My first resolution was to avoid the chocolates and cookies left over from the holiday.

But, the chocolates presented a problem.  They were artisan truffles with a best before date. There were two options.  I could eat them or put them in the trash.  Since I really dislike wasting food, the best tactic was to finish them as quickly as possible.  Get it over with, so to speak, which I did with great satisfaction on January 3 when I restricted myself to eating one at a time until the box was empty. 

The cookies, conveniently frozen in neat layers, pose a continual challenge to my willpower.  The freezer is a short distance from the TV viewing area in the basement of our home.   As any teen will tell you, there is something irresistible about frozen cookies.  And, it is indisputable that commercial breaks trigger a trip to the pantry, or in this case, to the freezer.   If I continue to watch even one hour of television per night, I will have decimated the cookie supply in a few more days.  I resolve to bake less next year.

Fortunately, I exercise faithfully so there was no need for me to resolve to get fit, which is one of the most common New Year’s resolutions of all time. Still, those sweets are definitely not good for my waistline, and I might have to kick up the workouts a notch this month. 

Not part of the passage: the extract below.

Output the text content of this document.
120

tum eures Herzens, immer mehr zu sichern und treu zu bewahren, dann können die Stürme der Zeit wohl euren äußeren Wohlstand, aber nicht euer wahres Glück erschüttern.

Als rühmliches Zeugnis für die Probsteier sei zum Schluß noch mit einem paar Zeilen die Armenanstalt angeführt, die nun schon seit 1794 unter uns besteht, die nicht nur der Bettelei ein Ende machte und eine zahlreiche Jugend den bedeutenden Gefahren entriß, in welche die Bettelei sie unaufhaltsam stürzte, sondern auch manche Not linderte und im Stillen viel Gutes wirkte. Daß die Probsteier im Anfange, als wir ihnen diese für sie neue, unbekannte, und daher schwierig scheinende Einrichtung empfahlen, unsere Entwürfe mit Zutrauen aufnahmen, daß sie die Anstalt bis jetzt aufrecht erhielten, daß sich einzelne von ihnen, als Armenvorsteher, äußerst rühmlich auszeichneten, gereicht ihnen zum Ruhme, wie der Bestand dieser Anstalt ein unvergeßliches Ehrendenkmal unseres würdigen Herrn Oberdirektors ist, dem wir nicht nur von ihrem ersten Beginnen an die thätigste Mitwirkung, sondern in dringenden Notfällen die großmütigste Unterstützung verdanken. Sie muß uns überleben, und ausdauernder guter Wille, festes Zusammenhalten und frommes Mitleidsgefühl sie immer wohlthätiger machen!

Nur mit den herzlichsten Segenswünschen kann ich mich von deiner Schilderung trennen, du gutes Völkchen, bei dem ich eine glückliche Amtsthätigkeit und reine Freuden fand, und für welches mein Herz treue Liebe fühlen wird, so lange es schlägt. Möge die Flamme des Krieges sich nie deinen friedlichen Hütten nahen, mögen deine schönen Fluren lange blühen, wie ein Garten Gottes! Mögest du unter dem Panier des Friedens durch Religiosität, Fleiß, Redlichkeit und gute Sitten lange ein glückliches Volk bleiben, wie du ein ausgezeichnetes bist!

I could rationalize my chocolate and cookie consumption.  Dark chocolate is good for my memory, and the pistachios in the shortbread add a little extra protein, energy and anti-oxidants to my diet. Overall, though, I have to admit that my nutritional resolutions are a bust. 

I’m not doing so well on my other resolutions either.

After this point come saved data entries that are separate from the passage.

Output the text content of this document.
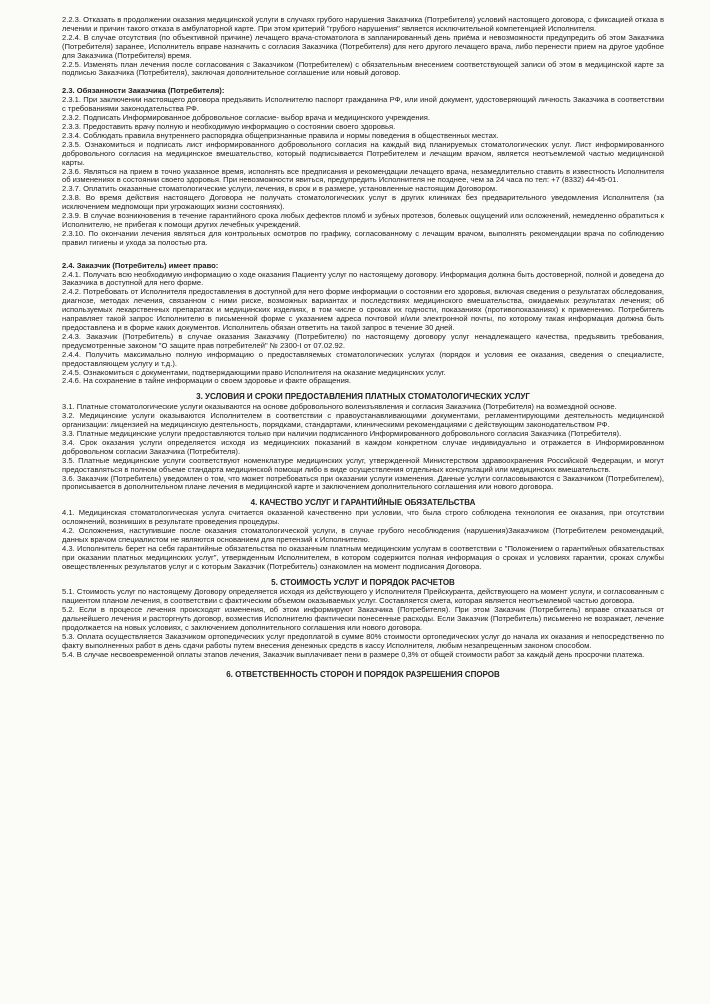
2.2.3. Отказать в продолжении оказания медицинской услуги в случаях грубого нарушения Заказчика (Потребителя) условий настоящего договора, с фиксацией отказа в лечении и причин такого отказа в амбулаторной карте. При этом критерий "грубого нарушения" является исключительной компетенцией Исполнителя.

2.2.4. В случае отсутствия (по объективной причине) лечащего врача-стоматолога в запланированный день приёма и невозможности предупредить об этом Заказчика (Потребителя) заранее, Исполнитель вправе назначить с согласия Заказчика (Потребителя) для него другого лечащего врача, либо перенести прием на другое удобное для Заказчика (Потребителя) время.

2.2.5. Изменять план лечения после согласования с Заказчиком (Потребителем) с обязательным внесением соответствующей записи об этом в медицинской карте за подписью Заказчика (Потребителя), заключая дополнительное соглашение или новый договор.

2.3. Обязанности Заказчика (Потребителя):

2.3.1. При заключении настоящего договора предъявить Исполнителю паспорт гражданина РФ, или иной документ, удостоверяющий личность Заказчика в соответствии с требованиями законодательства РФ.

2.3.2. Подписать Информированное добровольное согласие- выбор врача и медицинского учреждения.

2.3.3. Предоставить врачу полную и необходимую информацию о состоянии своего здоровья.

2.3.4. Соблюдать правила внутреннего распорядка общепризнанные правила и нормы поведения в общественных местах.

2.3.5. Ознакомиться и подписать лист информированного добровольного согласия на каждый вид планируемых стоматологических услуг. Лист информированного добровольного согласия на медицинское вмешательство, который подписывается Потребителем и лечащим врачом, является неотъемлемой частью медицинской карты.

2.3.6. Являться на прием в точно указанное время, исполнять все предписания и рекомендации лечащего врача, незамедлительно ставить в известность Исполнителя об изменениях в состоянии своего здоровья. При невозможности явиться, предупредить Исполнителя не позднее, чем за 24 часа по тел: +7 (8332) 44-45-01.

2.3.7. Оплатить оказанные стоматологические услуги, лечения, в срок и в размере, установленные настоящим Договором.

2.3.8. Во время действия настоящего Договора не получать стоматологических услуг в других клиниках без предварительного уведомления Исполнителя (за исключением медпомощи при угрожающих жизни состояниях).

2.3.9. В случае возникновения в течение гарантийного срока любых дефектов пломб и зубных протезов, болевых ощущений или осложнений, немедленно обратиться к Исполнителю, не прибегая к помощи других лечебных учреждений.

2.3.10. По окончании лечения являться для контрольных осмотров по графику, согласованному с лечащим врачом, выполнять рекомендации врача по соблюдению правил гигиены и ухода за полостью рта.

2.4. Заказчик (Потребитель) имеет право:

2.4.1. Получать всю необходимую информацию о ходе оказания Пациенту услуг по настоящему договору. Информация должна быть достоверной, полной и доведена до Заказчика в доступной для него форме.

2.4.2. Потребовать от Исполнителя предоставления в доступной для него форме информации о состоянии его здоровья, включая сведения о результатах обследования, диагнозе, методах лечения, связанном с ними риске, возможных вариантах и последствиях медицинского вмешательства, ожидаемых результатах лечения; об используемых лекарственных препаратах и медицинских изделиях, в том числе о сроках их годности, показаниях (противопоказаниях) к применению. Потребитель направляет такой запрос Исполнителю в письменной форме с указанием адреса почтовой и/или электронной почты, по которому такая информация должна быть предоставлена и в форме каких документов. Исполнитель обязан ответить на такой запрос в течение 30 дней.

2.4.3. Заказчик (Потребитель) в случае оказания Заказчику (Потребителю) по настоящему договору услуг ненадлежащего качества, предъявить требования, предусмотренные законом "О защите прав потребителей" № 2300-I от 07.02.92.

2.4.4. Получить максимально полную информацию о предоставляемых стоматологических услугах (порядок и условия ее оказания, сведения о специалисте, предоставляющем услугу и т.д.).

2.4.5. Ознакомиться с документами, подтверждающими право Исполнителя на оказание медицинских услуг.

2.4.6. На сохранение в тайне информации о своем здоровье и факте обращения.

3. УСЛОВИЯ И СРОКИ ПРЕДОСТАВЛЕНИЯ ПЛАТНЫХ СТОМАТОЛОГИЧЕСКИХ УСЛУГ

3.1. Платные стоматологические услуги оказываются на основе добровольного волеизъявления и согласия Заказчика (Потребителя) на возмездной основе.

3.2. Медицинские услуги оказываются Исполнителем в соответствии с правоустанавливающими документами, регламентирующими деятельность медицинской организации: лицензией на медицинскую деятельность, порядками, стандартами, клиническими рекомендациями с действующим законодательством РФ.

3.3. Платные медицинские услуги предоставляются только при наличии подписанного Информированного добровольного согласия Заказчика (Потребителя).

3.4. Срок оказания услуги определяется исходя из медицинских показаний в каждом конкретном случае индивидуально и отражается в Информированном добровольном согласии Заказчика (Потребителя).

3.5. Платные медицинские услуги соответствуют номенклатуре медицинских услуг, утвержденной Министерством здравоохранения Российской Федерации, и могут предоставляться в полном объеме стандарта медицинской помощи либо в виде осуществления отдельных консультаций или медицинских вмешательств.

3.6. Заказчик (Потребитель) уведомлен о том, что может потребоваться при оказании услуги изменения. Данные услуги согласовываются с Заказчиком (Потребителем), прописывается в дополнительном плане лечения в медицинской карте и заключением дополнительного соглашения или нового договора.

4. КАЧЕСТВО УСЛУГ И ГАРАНТИЙНЫЕ ОБЯЗАТЕЛЬСТВА

4.1. Медицинская стоматологическая услуга считается оказанной качественно при условии, что была строго соблюдена технология ее оказания, при отсутствии осложнений, возникших в результате проведения процедуры.

4.2. Осложнения, наступившие после оказания стоматологической услуги, в случае грубого несоблюдения (нарушения)Заказчиком (Потребителем рекомендаций, данных врачом специалистом не являются основанием для претензий к Исполнителю.

4.3. Исполнитель берет на себя гарантийные обязательства по оказанным платным медицинским услугам в соответствии с "Положением о гарантийных обязательствах при оказании платных медицинских услуг", утвержденным Исполнителем, в котором содержится полная информация о сроках и условиях гарантии, сроках службы овеществленных результатов услуг и с которым Заказчик (Потребитель) ознакомлен на момент подписания Договора.

5. СТОИМОСТЬ УСЛУГ И ПОРЯДОК РАСЧЕТОВ

5.1. Стоимость услуг по настоящему Договору определяется исходя из действующего у Исполнителя Прейскуранта, действующего на момент услуги, и согласованным с пациентом планом лечения, в соответствии с фактическим объемом оказываемых услуг. Составляется смета, которая является неотъемлемой частью договора.

5.2. Если в процессе лечения происходят изменения, об этом информируют Заказчика (Потребителя). При этом Заказчик (Потребитель) вправе отказаться от дальнейшего лечения и расторгнуть договор, возместив Исполнителю фактически понесенные расходы. Если Заказчик (Потребитель) письменно не возражает, лечение продолжается на новых условиях, с заключением дополнительного соглашения или нового договора.

5.3. Оплата осуществляется Заказчиком ортопедических услуг предоплатой в сумме 80% стоимости ортопедических услуг до начала их оказания и непосредственно по факту выполненных работ в день сдачи работы путем внесения денежных средств в кассу Исполнителя, любым незапрещенным законом способом.

5.4. В случае несвоевременной оплаты этапов лечения, Заказчик выплачивает пени в размере 0,3% от общей стоимости работ за каждый день просрочки платежа.

6. ОТВЕТСТВЕННОСТЬ СТОРОН И ПОРЯДОК РАЗРЕШЕНИЯ СПОРОВ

One of those caused my daughter to roll her eyes.  On New Year’s Day when she asked if I’d made any resolutions, I responded, “Yes. I’m going to do more edifying reading.”  I should have known from her reaction that I was being way too ambitious and ambiguous, (not to mention pompous as well).  

Like most people, I struggle to keep my resolutions. The spirit is willing but the flesh is weak.  We set ourselves up to fail with resolutions that are too broad, too sweeping, too vague.  If we are serious about achieving our goals, we need a better strategy than just making a pronouncement about our resolutions.

So, I’ve decided to start over.  With the chocolates out of the way, I will deal with the cookies in a sensible manner.  First, I will not watch television downstairs, thus removing the temptation to snatch frozen cookies during commercial breaks. Second, I will treat the cookies as a dessert and not as a snack. (It really is quite obscene to treat cookies like potato chips. Cookies deserve more respect.) Third, I will enlist the help of my husband, and encourage him to eat frozen cookies.

As to my grandiose goal to read more edifying material, I will make a modest list, set aside a specific time and place to read, and go at it, slowly.  


Goodness, I have just made a bunch more resolutions.  

I hope my strategy works, but if not, next year I will take my cue from my son-in-law.  He readily admits that he doesn’t believe in making New Year’s resolutions.  He tries to live well, always, every day.  Now, there’s a resolution worth struggling to achieve.